4 – Destarte, atento o exposto, o Tribunal Constitucional decide não
tomar conhecimento do objecto do recurso.
Custas pelo recorrente, fixando-se a taxa de justiça em 8 UCs.».
3 – Discordando do decidido, vem o reclamante dizer que:
«A., arguido e devidamente identificado nos
epigrafados autos, não se conformando com a douta decisão sumária proferida
pelo Exmo.
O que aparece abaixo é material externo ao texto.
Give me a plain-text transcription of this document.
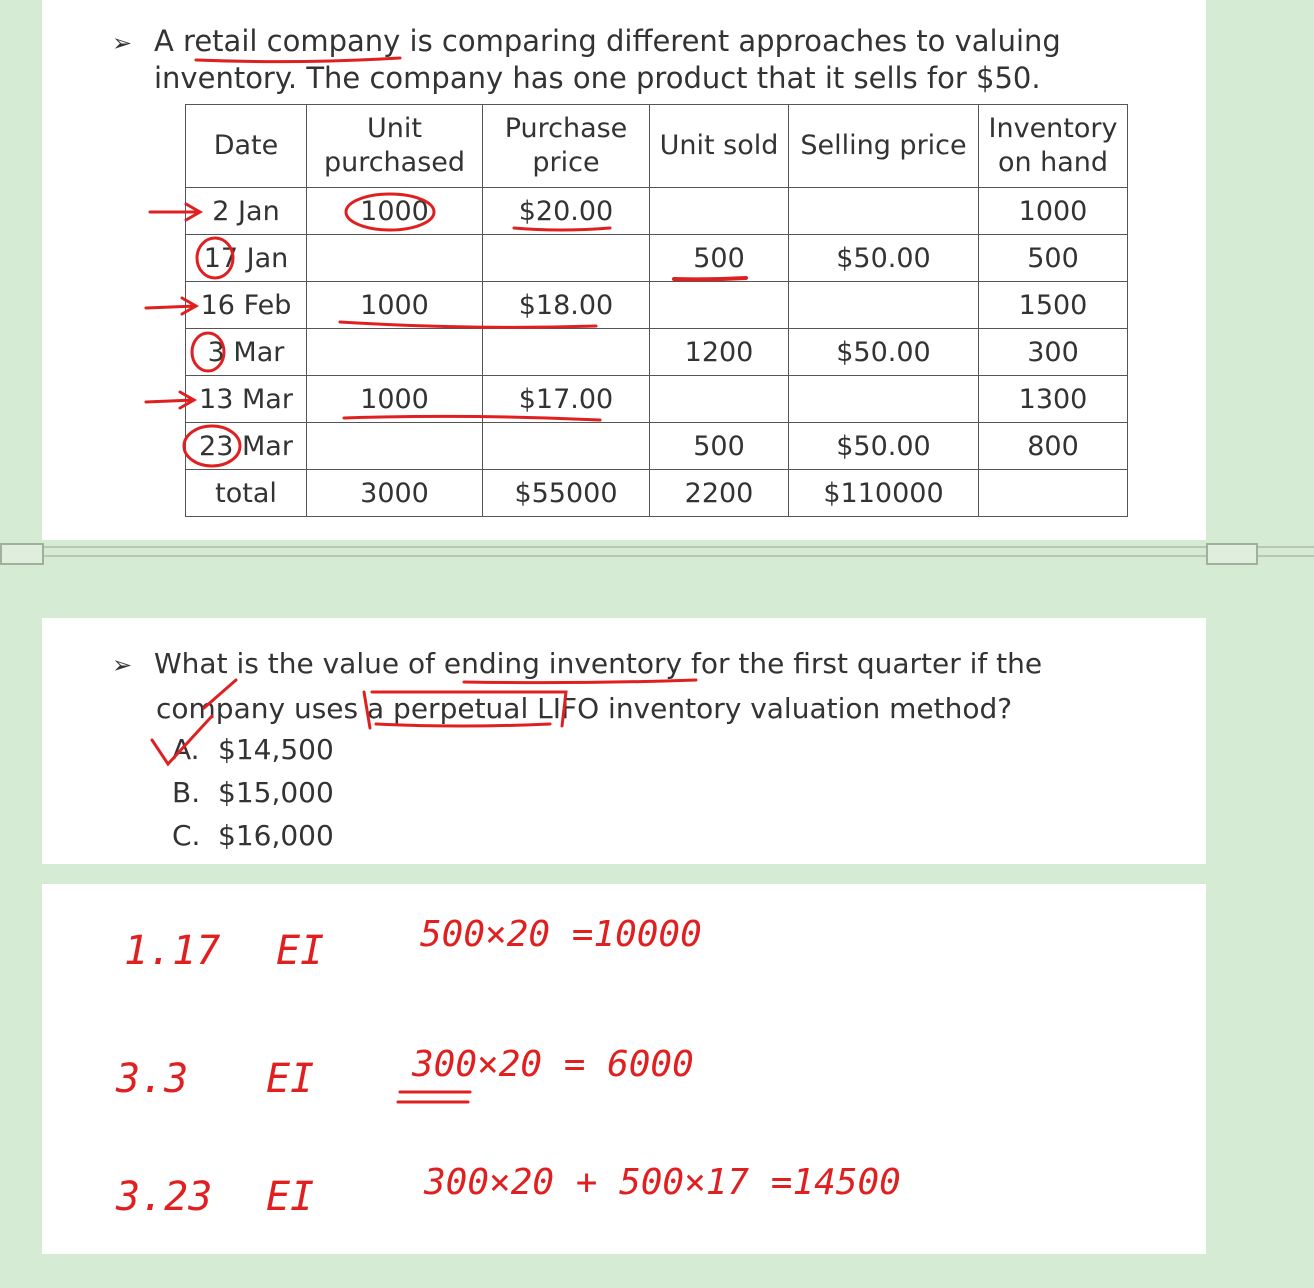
➢ A retail company is comparing different approaches to valuing
inventory. The company has one product that it sells for $50.
Date	Unit purchased	Purchase price	Unit sold	Selling price	Inventory on hand
2 Jan	1000	$20.00			1000
17 Jan			500	$50.00	500
16 Feb	1000	$18.00			1500
3 Mar			1200	$50.00	300
13 Mar	1000	$17.00			1300
23 Mar			500	$50.00	800
total	3000	$55000	2200	$110000	
➢ What is the value of ending inventory for the first quarter if the
company uses a perpetual LIFO inventory valuation method?
A. $14,500
B. $15,000
C. $16,000
1.17 EI	500×20 =10000
3.3 EI	300×20 = 6000
3.23 EI	300×20 + 500×17 =14500
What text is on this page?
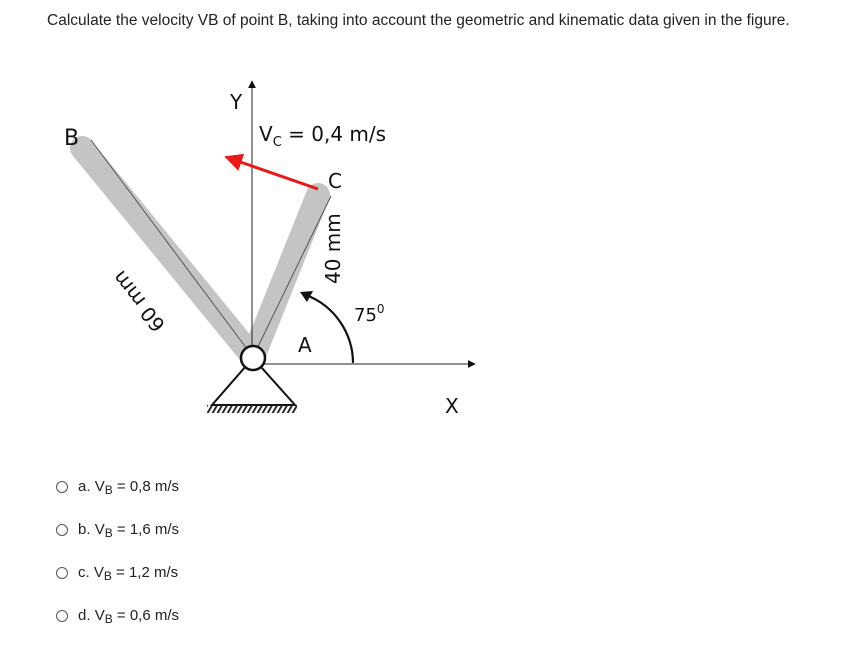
Calculate the velocity VB of point B, taking into account the geometric and kinematic data given in the figure.
B
Y
$V_C = 0,4$ m/s
C
40 mm
60 mm	$75^0$
A
X
a. $V_B = 0,8$ m/s
b. $V_B = 1,6$ m/s
c. $V_B = 1,2$ m/s
d. $V_B = 0,6$ m/s
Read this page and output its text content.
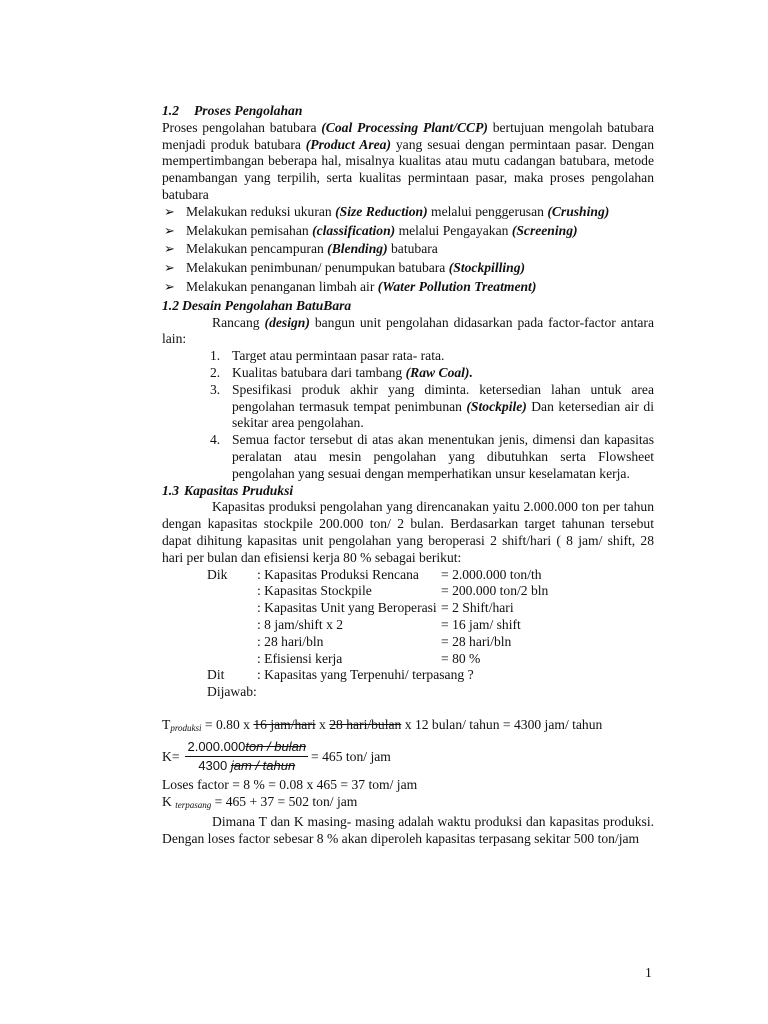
1.2 Proses Pengolahan

Proses pengolahan batubara (Coal Processing Plant/CCP) bertujuan mengolah batubara menjadi produk batubara (Product Area) yang sesuai dengan permintaan pasar. Dengan mempertimbangan beberapa hal, misalnya kualitas atau mutu cadangan batubara, metode penambangan yang terpilih, serta kualitas permintaan pasar, maka proses pengolahan batubara

➢ Melakukan reduksi ukuran (Size Reduction) melalui penggerusan (Crushing)
➢ Melakukan pemisahan (classification) melalui Pengayakan (Screening)
➢ Melakukan pencampuran (Blending) batubara
➢ Melakukan penimbunan/ penumpukan batubara (Stockpilling)
➢ Melakukan penanganan limbah air (Water Pollution Treatment)
1.2 Desain Pengolahan BatuBara

Rancang (design) bangun unit pengolahan didasarkan pada factor-factor antara lain:

1. Target atau permintaan pasar rata- rata.
2. Kualitas batubara dari tambang (Raw Coal).
3. Spesifikasi produk akhir yang diminta. ketersedian lahan untuk area pengolahan termasuk tempat penimbunan (Stockpile) Dan ketersedian air di sekitar area pengolahan.
4. Semua factor tersebut di atas akan menentukan jenis, dimensi dan kapasitas peralatan atau mesin pengolahan yang dibutuhkan serta Flowsheet pengolahan yang sesuai dengan memperhatikan unsur keselamatan kerja.
1.3 Kapasitas Pruduksi

Kapasitas produksi pengolahan yang direncanakan yaitu 2.000.000 ton per tahun dengan kapasitas stockpile 200.000 ton/ 2 bulan. Berdasarkan target tahunan tersebut dapat dihitung kapasitas unit pengolahan yang beroperasi 2 shift/hari ( 8 jam/ shift, 28 hari per bulan dan efisiensi kerja 80 % sebagai berikut:

Dik	: Kapasitas Produksi Rencana	= 2.000.000 ton/th
: Kapasitas Stockpile	= 200.000 ton/2 bln
: Kapasitas Unit yang Beroperasi = 2 Shift/hari
: 8 jam/shift x 2	= 16 jam/ shift
: 28 hari/bln	= 28 hari/bln
: Efisiensi kerja	= 80 %
Dit	: Kapasitas yang Terpenuhi/ terpasang ?
Dijawab:

Tproduksi = 0.80 x 16 jam/hari x 28 hari/bulan x 12 bulan/ tahun = 4300 jam/ tahun

$K= \frac{\text{2.000.000ton / bulan}}{\text{4300 jam / tahun}} = 465$ ton/ jam

Loses factor = 8 % = 0.08 x 465 = 37 tom/ jam

K terpasang = 465 + 37 = 502 ton/ jam

Dimana T dan K masing- masing adalah waktu produksi dan kapasitas produksi. Dengan loses factor sebesar 8 % akan diperoleh kapasitas terpasang sekitar 500 ton/jam

1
Juiz Conselheiro Relator, nos termos do n.º 1 do artigo 78º-A da LTC
(redacção da Lei n.º 13-A/98 de 26 de Fevereiro), vem da mesma apresentar
reclamação, nos termos do disposto no n.º 3 do referido artigo 78º-A do citado
diploma, com os seguintes fundamentos:
I- Do acórdão proferido pelo Supremo Tribunal de
Justiça, o
arguido, A., interpôs, nos termos do
disposto na alínea b) do n.º 1 do Artigo 70º da Lei do Tribunal
Constitucional (Lei 28/82, de 15 de Novembro) e do n.º 1 do
artigo 280º da Constituição da República Portuguesa, recurso
para o Tribunal Constitucional, submetendo à apreciação deste
Tribunal a inconstitucionalidade ou ilegalidade do n.º 1 do artigo
170º do Código Penal.
II- Mais considerou, violado o disposto nos artigos 2º,
alínea d) do
artigo 9º, n.º 2 do artigo 18º e 204º todos da Constituição da
República Portuguesa, e suscitou quer no decurso do inquérito,
quer na sua Contestação a questão da inconstitucionalidade que
não mereceu acolhimento, tendo alinhado, à data, os seguintes
fundamentos:
1- O artigo 170º, n.º 1, com a redacção dada pela alteração, lei 65/98, é
inconstitucional;
2- A actual redacção do n.º 1 do artigo 170º do Código Penal, viola os artigos
2º e 18º, nº 2 da CRP, nomeadamente, o princípio da necessidade da pena e a
proibição do excesso;
3- De facto, tal normativo impõe que o Estado deva abster-se de intervir em
áreas de dignidade contraordenacional, sob pena de se violar o princípio da
intervenção mínima;
4- E, “in casu”, a matéria ou o bem jurídico protegido com a incriminação, não é
a liberdade sexual, mas sim a de protecção de determinadas concepções de vida,
bem que a C.R.P. protege mas que não tem dignidade penal, mas sim
contraordenacional.
5- Ora, apesar da dignidade punitiva de certa conduta que possa ser
absolutamente criminógena, mas, irrelevante em termos de tutela penal, o Estado
deve abster-se de incriminar, sendo certo que no caso em apreço o bem é
eticamente censurável, mas sem relevância Penal;
6- De resto, esta orientação já era a que se encontrava plasmada na revisão do
Código Penal de 1995, consoante as actas e o texto legal aprovado, e que
actualmente se verifica em todos os países da Europa, pelo que, o bem jurídico
que se veio proteger “determinadas concepções de vida, nas palavras de Moura
Ferraz ou a defesa do sentimento geral de pudor e de moralidade, no entendimento
do Prof. Figueiredo Dias”, não tem dignidade penal e por isso a sua
neocriminalização é hoje inconstitucional;
7- Acresce que, não é necessária a punição de tal conduta, já que o bem pode ser
definido de outro modo menos gravoso, como já acontecia já no Código Penal de
1995, nomeadamente, através de coimas, e a sua incriminação é proteger bens
jurídicos transpersonalistas de étimo moralista por via do direito penal, o que
é hoje ilegítimo e conduzirá a um direito penal de fachada; (H. H. Jescheck)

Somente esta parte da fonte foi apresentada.